16) How This Fits with V5 by SG Systems Global

Governed QMS backbone. The V5 platform provides versioned Document Control, role‑based approvals, and effective‑dating so “documented information” is current, linked, and audit‑ready across policies, SOPs, and work instructions.

Closed‑loop improvement. V5 QMS orchestrates Internal Audits, findings, RCA, and CAPA with effectiveness checks and dashboards, feeding management review packs automatically.

Operational integration. V5 connects QMS to execution—MES for controlled production and eBMR, and WMS for inventory and status—so evidence is captured at source with audit trails and traceable identity.

Risk & supplier control. V5 maintains a centralized Risk Register and supplier lifecycle (SQM, Supplier Qualification, Quality Agreements, SCAR) with scorecards and alerts.

Evidence by design.
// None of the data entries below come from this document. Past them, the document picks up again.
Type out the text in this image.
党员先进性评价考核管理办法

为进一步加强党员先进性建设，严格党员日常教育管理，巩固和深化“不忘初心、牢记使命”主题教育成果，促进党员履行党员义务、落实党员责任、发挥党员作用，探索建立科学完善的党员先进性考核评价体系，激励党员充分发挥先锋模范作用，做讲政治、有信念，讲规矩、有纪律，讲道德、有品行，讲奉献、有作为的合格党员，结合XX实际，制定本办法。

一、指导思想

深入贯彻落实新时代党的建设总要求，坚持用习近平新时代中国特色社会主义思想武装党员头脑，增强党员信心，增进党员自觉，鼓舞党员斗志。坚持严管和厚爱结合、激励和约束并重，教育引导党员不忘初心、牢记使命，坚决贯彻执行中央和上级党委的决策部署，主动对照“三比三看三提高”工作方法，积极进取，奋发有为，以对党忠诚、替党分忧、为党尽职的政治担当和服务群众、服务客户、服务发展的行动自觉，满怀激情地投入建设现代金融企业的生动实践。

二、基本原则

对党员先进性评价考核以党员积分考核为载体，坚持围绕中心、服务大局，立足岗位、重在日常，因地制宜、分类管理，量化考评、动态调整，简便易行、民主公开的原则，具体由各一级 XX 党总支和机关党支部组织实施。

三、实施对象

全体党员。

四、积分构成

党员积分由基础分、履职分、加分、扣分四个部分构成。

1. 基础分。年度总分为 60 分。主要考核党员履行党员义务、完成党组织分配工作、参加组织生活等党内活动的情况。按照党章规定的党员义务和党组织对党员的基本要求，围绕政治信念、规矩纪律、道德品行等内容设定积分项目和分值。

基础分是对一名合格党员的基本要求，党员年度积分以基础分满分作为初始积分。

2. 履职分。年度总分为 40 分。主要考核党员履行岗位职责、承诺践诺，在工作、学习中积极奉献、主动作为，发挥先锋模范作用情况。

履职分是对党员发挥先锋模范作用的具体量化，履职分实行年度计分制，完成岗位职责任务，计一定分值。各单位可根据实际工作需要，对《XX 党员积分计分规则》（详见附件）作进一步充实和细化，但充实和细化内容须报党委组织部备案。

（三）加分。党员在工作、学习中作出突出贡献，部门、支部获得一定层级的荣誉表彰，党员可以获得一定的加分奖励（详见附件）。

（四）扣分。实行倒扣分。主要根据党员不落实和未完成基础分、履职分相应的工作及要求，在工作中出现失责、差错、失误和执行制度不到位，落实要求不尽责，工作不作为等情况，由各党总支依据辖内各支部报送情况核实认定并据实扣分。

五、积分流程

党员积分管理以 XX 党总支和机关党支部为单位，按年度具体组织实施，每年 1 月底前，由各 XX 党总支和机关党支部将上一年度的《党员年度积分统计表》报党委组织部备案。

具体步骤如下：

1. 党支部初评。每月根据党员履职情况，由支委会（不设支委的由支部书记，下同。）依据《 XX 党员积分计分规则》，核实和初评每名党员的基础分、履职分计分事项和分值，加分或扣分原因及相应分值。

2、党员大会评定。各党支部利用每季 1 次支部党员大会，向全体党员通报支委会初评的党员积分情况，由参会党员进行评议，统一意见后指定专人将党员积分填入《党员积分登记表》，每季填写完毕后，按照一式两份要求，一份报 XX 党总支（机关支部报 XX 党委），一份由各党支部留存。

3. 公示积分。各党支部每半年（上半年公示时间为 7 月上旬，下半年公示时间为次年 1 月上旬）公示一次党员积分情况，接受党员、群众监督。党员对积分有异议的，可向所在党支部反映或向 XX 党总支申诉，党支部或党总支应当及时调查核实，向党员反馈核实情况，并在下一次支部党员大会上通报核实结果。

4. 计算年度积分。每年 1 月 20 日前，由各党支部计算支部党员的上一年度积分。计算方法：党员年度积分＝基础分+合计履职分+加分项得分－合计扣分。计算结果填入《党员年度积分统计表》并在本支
KPIs, audit schedules, training status, and change history are reportable by process, site, or product family—making ISO 9001 certification and surveillance audits a review of live, linked records rather than a scramble for files.

Bottom line: V5 operationalizes ISO 9001—what you plan, you run; what you run, you measure; what you measure, you improve—on one governed platform.

17) FAQ

Q1. Is a quality manual required?
No. ISO 9001 requires “documented information,” not a specific manual. Keep a clear process map, policy, procedures where needed, and complete records.

Q2. How does ISO 9001 relate to ISO 13485 and GMP?
ISO 9001 is generic; ISO 13485 adds medical device specifics and regulatory controls. GMP (cGMP) adds sector regulations. Many organizations implement ISO 9001 principles and overlay sector requirements.

Q3. Do we have to validate software under ISO 9001?
When software affects product/service conformity or QMS performance, control and validate it proportionate to risk—often under CSV expectations in regulated contexts.

Q4. Can we exclude design and development?
If not applicable to your business model, you may scope out design and development with clear justification; all applicable requirements must still be met.

Q5. How long is certification valid?
Certificates typically run on a three‑year cycle with periodic surveillance audits. Sustained performance and closed‑loop improvement keep certification in good standing.

Q6. Is ISO 9001 certification required by law?
Generally no, but many customers and sectors expect it. It often reduces audit burden and signals system maturity to stakeholders.